He said that he plans on filing a case against the police force for the “13 weeks of hell” they put him through and said that he plans on “seeking quite a lot of damages.”
Commenting on the case, a West Yorkshire Police spokesman said: “Police received a complaint of stalking involving serious alarm or distress, relating partly to social media posts, several of which included pictures of a male posing with a variety of firearms which the complainant took to be a threat.
“Police investigated and charged a man with a public order offence but the case was then discontinued by the CPS.”
The Times of London reported in April that police are making around 12,000 arrests per year over supposedly offensive posts made online, or an average of 30 per day.

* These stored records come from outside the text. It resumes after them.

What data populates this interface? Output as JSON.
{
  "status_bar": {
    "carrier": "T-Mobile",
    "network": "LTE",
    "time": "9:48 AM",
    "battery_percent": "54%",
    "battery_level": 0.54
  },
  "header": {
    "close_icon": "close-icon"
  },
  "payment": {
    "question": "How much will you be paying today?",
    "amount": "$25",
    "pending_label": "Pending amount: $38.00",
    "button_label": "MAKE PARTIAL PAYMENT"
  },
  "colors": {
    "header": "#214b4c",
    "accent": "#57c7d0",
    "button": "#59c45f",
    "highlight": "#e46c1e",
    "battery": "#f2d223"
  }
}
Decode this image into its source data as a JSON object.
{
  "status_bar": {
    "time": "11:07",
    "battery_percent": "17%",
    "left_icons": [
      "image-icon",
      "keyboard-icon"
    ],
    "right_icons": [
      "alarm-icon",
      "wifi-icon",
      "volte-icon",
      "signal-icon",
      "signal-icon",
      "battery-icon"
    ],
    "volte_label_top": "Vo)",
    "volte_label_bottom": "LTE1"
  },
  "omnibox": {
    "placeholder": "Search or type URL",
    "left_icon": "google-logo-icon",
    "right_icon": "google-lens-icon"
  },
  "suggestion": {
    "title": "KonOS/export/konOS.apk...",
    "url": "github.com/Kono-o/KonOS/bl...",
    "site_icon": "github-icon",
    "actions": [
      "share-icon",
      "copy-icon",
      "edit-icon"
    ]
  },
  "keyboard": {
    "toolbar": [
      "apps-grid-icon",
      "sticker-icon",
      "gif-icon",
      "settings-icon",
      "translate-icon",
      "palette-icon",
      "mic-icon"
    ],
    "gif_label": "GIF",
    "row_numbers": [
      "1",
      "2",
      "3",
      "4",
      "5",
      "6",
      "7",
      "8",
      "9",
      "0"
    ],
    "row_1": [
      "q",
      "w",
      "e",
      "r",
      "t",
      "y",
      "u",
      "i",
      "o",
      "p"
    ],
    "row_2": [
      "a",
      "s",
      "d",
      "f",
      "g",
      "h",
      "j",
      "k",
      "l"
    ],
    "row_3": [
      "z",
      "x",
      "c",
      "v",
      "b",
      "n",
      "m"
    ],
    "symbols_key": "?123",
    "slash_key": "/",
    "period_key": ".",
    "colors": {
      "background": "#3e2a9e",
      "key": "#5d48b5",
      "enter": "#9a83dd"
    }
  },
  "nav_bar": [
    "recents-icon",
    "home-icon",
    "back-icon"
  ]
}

Earlier this month, Home Secretary Shabana Mahmood said that police should not be spending their time arresting people over social media posts, in the wake of the arrest of comedy writer Graham Linehan in London over posts critical of transgenderism.
“Clearly there have been egregious examples of disproportionate arrests. When necessary, we will legislate to clarify what is inside and outside the law. But we must also be honest: some of these recent arrests raise questions around police decision-making,” Mahmood said.
“The public rightly expects that we police our streets. There is most certainly criminality online. Some things cannot be legally tweeted just as they cannot be legally said. But we should not be policing perfectly legal language in any individual’s tweets.”